I have finally reached the point in my life where I do not really need coins.

And by "coins," I mean that most important of coins, the quarter dollar.

At some point in my life, in the distant past, the quarter was everything.

I needed quarters for everything. The bus. Video games. The coin-op washer and dryer. Vending machines. Parking meters.

I tended to optimize my spending to maximize the number of quarters I would get in change.

Slowly but surely, the need for quarters melted away. I drive my own car. Video games need tokens. I live in a house with my own washer and dryer. I have a parking pass. I do not drive through any toll booths.

The final coin dropped, so to speak, when my company changed the vending machines in the office. Everything used to be a quarter. In an expense control move, the machines are no longer subsidized, so the price of everything floated up to around a dollar.

Nothing in them is a quarter any more, or even some multiple of a quarter, except items that are a dollar even. Everything else is 55 cents or 85 cents or some such anti-quarter valuation.
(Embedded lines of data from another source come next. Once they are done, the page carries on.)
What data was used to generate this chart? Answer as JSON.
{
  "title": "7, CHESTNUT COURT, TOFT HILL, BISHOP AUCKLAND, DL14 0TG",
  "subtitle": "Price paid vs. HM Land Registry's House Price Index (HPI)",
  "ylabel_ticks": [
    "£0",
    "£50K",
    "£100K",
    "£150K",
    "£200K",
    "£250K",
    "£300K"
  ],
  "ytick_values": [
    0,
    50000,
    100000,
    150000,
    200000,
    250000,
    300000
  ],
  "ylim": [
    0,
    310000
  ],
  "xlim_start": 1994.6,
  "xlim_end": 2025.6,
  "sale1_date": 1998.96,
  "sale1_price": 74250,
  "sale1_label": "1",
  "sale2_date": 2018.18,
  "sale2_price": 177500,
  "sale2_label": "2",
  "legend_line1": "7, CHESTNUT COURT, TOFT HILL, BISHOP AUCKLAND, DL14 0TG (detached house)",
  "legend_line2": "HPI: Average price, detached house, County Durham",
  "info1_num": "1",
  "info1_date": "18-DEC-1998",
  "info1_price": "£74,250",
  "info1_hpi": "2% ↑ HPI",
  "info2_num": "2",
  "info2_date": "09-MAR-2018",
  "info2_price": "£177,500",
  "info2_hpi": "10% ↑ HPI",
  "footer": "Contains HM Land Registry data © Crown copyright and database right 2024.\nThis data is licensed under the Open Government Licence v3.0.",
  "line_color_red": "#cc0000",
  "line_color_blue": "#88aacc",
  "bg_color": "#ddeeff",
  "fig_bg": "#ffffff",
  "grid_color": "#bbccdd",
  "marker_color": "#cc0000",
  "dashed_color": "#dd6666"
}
And since the store right next door to our office has everything cheaper than the vending machines, my final need for coins has faded.

Now all the coins I collect during the day end up on my desk until they become a big enough pile to annoy me. Then the kids get them. But even they look askance at anything less than a quarter some days.

No more jingle-jangle of coins in my pocket, my days of change are through. My kids and places with tip jars will benefit.